Pour autant, conclut l'EFF, de nombreuses villes s'opposent à la surveillance en adoptant des ordonnances locales exigeant un processus public et l'approbation d'un organe directeur avant qu'un service de police puisse acquérir une nouvelle technologie de surveillance.
La Technocarte de Technopolice
Si le tour d'horizon est plutôt troublant, on aurait bien aimé avoir ne serait-ce qu'une idée du coût financier de telles technologies de surveillance. Un impensé que la Cour des comptes avait opportunément rappelé, il y a 10 ans. Elle avait en effet estimé que le développement de la « vidéoprotection » coûtait 300 millions d'euros par an à l’État, plus 300 autres aux collectivités, soit 600 millions d'euros annuels. Et ce, déploraient les magistrats, alors que, 20 ans après, « aucune étude d’impact, réalisée selon une méthode scientifiquement reconnue, n’a encore été publiée », afin d’en mesurer l’efficacité, et donc la pertinence.
10 ans plus tard, la question n'a toujours pas de réponse, mais la vidéosurveillance n'a de cesse de se banaliser. Après avoir conquis les grandes villes, c'est du côté des villages et des communes rurales que se conquièrent désormais les parts de marché. Avec un argument récurrent : les autres villes et villages de la région ont installé des caméras, et les délinquants déporteront chez nous si on ne s'y met pas aussi.
En octobre dernier, la Cour rappelait de nouveau que « l’ampleur des sommes engagées depuis plus de dix ans impose une appréciation objective de l’efficacité de la vidéoprotection », qui n’est toujours pas démontrée.

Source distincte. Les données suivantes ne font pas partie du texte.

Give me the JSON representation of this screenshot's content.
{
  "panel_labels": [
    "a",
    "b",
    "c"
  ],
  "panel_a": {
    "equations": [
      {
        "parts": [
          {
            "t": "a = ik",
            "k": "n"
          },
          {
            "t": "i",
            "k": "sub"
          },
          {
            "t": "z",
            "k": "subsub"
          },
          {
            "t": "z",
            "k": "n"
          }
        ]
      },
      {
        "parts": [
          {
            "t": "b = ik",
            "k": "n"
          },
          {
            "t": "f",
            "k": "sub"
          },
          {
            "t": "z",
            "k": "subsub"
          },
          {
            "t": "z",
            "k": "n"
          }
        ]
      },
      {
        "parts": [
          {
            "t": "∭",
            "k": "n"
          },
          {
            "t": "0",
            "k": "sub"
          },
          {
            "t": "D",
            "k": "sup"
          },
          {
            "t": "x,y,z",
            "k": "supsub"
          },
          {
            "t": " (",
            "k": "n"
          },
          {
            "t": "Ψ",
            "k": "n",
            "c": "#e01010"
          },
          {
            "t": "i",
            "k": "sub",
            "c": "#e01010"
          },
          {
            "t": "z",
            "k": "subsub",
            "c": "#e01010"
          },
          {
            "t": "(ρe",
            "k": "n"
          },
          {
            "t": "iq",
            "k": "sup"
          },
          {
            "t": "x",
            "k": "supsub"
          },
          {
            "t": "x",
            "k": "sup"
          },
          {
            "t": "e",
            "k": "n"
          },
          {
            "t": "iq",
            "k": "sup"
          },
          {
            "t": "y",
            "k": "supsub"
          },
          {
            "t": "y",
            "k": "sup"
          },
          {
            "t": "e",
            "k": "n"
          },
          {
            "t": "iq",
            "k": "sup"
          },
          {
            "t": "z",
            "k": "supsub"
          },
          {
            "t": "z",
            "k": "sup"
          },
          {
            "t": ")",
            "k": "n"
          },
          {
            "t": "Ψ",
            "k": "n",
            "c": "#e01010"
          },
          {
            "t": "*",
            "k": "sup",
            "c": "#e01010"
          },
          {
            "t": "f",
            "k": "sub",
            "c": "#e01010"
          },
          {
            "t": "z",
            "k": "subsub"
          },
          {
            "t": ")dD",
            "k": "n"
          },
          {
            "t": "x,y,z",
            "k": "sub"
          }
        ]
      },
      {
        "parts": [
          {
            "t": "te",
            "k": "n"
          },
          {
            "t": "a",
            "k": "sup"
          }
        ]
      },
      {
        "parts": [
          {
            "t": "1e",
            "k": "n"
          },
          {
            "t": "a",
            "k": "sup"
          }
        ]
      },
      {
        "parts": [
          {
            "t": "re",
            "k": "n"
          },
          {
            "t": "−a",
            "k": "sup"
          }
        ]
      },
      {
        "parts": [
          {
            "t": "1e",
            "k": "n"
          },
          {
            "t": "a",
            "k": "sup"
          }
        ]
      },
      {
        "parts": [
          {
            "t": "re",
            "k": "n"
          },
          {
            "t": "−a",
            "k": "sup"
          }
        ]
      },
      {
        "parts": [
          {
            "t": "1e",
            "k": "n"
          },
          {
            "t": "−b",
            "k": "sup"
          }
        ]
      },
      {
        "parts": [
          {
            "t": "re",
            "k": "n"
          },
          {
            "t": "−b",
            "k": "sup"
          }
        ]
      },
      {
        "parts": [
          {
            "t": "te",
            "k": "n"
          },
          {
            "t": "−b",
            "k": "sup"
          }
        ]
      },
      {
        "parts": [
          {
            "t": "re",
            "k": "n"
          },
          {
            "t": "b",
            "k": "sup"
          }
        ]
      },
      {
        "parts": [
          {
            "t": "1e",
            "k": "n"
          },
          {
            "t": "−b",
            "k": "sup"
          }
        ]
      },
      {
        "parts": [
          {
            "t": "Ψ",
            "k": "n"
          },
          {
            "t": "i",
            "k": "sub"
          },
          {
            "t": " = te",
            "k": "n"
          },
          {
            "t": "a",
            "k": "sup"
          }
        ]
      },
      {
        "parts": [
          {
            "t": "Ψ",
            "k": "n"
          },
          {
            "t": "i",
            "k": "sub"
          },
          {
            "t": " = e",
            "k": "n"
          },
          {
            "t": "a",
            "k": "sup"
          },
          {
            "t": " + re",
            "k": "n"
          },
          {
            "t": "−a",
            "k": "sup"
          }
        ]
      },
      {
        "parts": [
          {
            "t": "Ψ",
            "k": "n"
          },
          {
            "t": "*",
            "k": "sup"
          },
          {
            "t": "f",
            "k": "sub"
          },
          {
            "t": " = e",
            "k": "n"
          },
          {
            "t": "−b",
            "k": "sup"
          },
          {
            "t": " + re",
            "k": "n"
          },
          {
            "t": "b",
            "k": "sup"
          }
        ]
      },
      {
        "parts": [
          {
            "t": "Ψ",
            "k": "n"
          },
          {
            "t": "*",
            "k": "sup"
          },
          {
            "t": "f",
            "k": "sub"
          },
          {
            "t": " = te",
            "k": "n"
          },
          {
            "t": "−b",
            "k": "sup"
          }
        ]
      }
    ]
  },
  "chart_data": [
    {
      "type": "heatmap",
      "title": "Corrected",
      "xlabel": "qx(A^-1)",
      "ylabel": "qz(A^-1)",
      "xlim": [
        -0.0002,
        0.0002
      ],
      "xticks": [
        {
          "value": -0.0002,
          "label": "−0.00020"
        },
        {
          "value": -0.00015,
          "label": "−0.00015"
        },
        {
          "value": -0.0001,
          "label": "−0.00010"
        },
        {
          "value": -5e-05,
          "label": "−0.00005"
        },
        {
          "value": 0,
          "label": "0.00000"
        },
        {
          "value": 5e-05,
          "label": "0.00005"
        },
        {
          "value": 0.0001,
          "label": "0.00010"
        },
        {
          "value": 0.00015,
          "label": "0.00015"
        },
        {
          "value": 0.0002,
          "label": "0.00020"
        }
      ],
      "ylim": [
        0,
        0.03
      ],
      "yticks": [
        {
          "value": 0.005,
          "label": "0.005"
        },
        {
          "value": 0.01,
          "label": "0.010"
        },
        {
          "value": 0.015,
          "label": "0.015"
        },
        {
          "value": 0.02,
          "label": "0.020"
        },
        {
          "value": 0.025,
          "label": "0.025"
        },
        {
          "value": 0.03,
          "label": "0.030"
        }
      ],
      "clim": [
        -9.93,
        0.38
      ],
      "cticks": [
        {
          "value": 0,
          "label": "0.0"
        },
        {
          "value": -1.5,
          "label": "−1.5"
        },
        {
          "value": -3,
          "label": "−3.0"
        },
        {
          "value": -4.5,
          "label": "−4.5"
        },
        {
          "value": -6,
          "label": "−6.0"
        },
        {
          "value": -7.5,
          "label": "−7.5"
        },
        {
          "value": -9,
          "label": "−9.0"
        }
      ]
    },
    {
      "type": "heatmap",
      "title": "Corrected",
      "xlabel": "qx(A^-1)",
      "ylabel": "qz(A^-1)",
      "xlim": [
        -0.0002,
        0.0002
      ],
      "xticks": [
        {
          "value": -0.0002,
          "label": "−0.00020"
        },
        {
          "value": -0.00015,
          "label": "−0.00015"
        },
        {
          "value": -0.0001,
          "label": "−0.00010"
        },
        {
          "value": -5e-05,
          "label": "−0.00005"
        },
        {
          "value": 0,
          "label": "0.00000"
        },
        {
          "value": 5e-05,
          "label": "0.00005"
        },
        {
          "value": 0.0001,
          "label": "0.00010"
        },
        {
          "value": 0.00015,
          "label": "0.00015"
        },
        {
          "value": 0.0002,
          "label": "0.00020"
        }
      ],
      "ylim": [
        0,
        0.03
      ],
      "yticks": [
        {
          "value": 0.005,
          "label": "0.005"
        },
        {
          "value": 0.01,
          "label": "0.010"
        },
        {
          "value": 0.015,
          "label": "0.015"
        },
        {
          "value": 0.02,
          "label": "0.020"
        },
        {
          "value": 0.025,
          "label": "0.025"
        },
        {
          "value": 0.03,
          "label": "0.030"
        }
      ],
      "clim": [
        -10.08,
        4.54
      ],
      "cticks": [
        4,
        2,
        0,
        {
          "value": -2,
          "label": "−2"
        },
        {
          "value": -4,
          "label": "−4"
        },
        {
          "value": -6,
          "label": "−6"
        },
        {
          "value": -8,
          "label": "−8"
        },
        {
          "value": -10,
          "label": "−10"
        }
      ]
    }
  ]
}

Elle réclamait alors d'établir une cartographie précise du déploiement des systèmes de vidéoprotection par les collectivités territoriales (estimée à un peu plus de 75 000 caméras sur la voie publique en 2018), mais également d'« engager une évaluation de l’efficacité de la vidéoprotection de la voie publique, notamment dans l’élucidation des crimes et délits, avec le concours de chercheurs et d’experts ».
Le collectif Technopolice, émanation de La Quadrature du Net, vient de son côté de mettre à jour sa carte collaborative des technologies sécuritaires en France. Il vient par ailleurs de découvrir, dans la brochure du guide annuel de l'AN2V, le lobby de la vidéosurveillance, que le bourg de Moirans (7 000 habitants) avait recours à un logiciel vidéosurveillance automatisée (VSA) pour faire de l’analyse algorithmique à partir des images captées par les caméras. Selon le guide AN2V 2020, le logiciel en question, Briefcam, équiperait déjà 34 autres villes en France, dont Roubaix, Vannes, Vitrolles, Nice, Vienne, La Baule, Vaulx-en-Velin, Deauville, Nîmes et Aix-les-Bains.
Le collectif vient également de lancer un « CADATHON », initiative visant à « analyser et documenter les dispositifs de surveillance policière qui se propagent dans nos villes et nos vies », en réclamant aux collectivités les documents afférents, via la plateforme collaborative MaDada.fr. Sur les 390 demandes d'accès aux documents administratifs « en attente » à ce jour sur le site, 55 concernent des caméras de vidéosurveillance, pour la plupart à l'initiative de La Quadrature du Net.
Une initiative lancée alors que la proposition de loi sur la Sécurité Globale, déjà adoptée par les députés, prépare de son côté la multiplication de ces yeux électroniques, avec au menu drones, caméras piétons et autres dispositifs embarqués.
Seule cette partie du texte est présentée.